HEADLINES : Ohio
Deferred pensions' interest slashed
A decision to cut the interest rate that thousands of Ohio police officers and firefighters earn on their retirement accounts isn't sitting well with some, despite contentions that the payout is too expensive.
Starting this month, the Ohio Police and Fire Pension Fund is paying 2.23 percent interest on accounts in the Deferred Retirement Option Plan, or DROP. The system had been paying 5 percent since 2003, when the optional statewide program began.
It lets police officers and firefighters defer retirement up to eight years while their pension payments accumulate with interest. They can get the lump sum upon retiring.

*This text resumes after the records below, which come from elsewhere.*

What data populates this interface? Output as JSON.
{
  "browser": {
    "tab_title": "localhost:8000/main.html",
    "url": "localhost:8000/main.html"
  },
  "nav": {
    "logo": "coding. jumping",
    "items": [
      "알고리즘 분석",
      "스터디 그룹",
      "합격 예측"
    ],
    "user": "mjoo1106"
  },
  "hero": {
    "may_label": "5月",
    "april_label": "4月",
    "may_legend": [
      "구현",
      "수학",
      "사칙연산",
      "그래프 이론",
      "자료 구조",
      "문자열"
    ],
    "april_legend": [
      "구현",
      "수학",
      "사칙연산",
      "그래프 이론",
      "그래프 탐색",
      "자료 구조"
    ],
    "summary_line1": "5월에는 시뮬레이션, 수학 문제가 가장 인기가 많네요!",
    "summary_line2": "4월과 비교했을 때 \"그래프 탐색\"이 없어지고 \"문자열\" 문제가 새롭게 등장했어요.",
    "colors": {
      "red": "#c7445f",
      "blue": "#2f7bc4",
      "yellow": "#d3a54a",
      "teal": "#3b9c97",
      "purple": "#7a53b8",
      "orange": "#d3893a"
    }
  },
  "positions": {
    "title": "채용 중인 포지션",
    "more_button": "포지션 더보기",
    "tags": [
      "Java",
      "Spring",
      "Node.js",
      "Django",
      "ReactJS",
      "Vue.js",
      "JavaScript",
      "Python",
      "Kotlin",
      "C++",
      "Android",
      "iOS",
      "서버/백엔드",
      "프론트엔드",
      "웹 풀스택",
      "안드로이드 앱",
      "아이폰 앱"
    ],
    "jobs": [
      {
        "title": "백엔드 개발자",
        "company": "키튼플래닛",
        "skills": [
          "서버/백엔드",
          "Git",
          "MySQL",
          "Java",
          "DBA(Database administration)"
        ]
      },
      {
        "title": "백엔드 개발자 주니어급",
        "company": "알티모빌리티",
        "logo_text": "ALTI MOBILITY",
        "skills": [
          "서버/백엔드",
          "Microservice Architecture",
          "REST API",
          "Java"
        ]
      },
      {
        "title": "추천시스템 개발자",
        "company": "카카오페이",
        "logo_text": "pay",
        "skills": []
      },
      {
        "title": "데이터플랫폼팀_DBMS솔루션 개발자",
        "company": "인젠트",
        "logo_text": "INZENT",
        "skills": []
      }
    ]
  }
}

The pension they receive in retirement is frozen at the time of enrolling in DROP and is unaffected by later pay raises. The program has generated controversy across the state because retirees on occasion walk away with checks of several hundred thousands of dollars.

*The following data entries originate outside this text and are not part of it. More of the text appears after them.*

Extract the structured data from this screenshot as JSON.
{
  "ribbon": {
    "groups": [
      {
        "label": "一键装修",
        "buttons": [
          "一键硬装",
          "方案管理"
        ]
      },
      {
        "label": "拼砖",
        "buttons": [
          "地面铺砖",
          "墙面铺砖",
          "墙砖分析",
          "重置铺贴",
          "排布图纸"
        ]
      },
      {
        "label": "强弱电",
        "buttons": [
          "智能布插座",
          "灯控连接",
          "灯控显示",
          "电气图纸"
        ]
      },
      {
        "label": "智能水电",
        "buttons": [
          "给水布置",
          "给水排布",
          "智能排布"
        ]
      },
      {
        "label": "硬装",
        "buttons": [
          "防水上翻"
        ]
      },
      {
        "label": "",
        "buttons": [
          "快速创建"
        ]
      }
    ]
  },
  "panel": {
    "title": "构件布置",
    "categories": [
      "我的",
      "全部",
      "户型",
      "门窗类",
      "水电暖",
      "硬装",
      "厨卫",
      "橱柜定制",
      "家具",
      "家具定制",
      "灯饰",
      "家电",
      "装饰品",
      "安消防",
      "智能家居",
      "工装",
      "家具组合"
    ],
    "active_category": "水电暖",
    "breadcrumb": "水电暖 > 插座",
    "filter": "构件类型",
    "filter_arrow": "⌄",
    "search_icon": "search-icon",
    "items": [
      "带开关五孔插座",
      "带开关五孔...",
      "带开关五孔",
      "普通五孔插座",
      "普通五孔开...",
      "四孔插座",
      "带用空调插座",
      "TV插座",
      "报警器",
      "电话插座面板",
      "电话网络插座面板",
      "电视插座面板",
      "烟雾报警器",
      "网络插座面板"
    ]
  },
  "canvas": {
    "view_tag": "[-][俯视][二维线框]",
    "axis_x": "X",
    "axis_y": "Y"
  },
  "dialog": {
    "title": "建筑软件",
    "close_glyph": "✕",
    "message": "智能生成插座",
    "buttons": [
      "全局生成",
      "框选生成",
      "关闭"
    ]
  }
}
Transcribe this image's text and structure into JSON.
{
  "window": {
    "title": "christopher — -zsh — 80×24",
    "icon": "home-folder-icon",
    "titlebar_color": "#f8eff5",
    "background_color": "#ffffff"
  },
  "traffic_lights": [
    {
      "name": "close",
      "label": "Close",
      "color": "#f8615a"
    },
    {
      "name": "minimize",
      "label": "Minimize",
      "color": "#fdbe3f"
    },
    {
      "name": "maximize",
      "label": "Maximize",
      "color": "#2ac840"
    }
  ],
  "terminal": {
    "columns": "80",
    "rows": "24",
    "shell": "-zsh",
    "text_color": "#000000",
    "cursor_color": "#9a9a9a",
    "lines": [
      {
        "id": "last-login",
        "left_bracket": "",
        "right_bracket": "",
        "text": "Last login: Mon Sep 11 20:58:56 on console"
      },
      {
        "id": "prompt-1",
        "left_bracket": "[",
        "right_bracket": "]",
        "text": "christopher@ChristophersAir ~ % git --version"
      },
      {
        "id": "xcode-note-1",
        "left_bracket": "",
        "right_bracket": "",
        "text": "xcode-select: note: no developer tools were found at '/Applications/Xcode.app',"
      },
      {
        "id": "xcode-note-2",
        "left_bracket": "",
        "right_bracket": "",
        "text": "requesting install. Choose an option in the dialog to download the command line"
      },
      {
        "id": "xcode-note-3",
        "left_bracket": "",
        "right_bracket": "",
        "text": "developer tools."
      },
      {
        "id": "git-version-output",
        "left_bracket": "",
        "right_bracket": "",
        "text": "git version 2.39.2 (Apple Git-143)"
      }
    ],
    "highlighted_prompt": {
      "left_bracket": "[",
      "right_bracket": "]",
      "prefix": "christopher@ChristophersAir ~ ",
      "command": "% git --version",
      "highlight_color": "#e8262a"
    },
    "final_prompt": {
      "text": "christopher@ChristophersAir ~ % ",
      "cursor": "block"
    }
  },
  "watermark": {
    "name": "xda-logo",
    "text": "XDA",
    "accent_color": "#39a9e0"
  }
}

"Senate Bill 5 (the 2011 attempt to slash public employee collective bargaining) was an assault on policy. This really is an assault on your money right now," Kevin Reardon, a battalion chief with the Columbus Division of Fire, said of the interest-rate change. "This is your family's security that's being attacked right now."
Leaders of the pension fund disagree.
"You can't pay out more than what you earn. We're not the federal government. We can't print money," said Executive Director William Estabrook. "Our earned interest in 2011 was 2.24 percent."
The fight so far is between firefighters and the pension system. (Police, notably, are OK with the change.)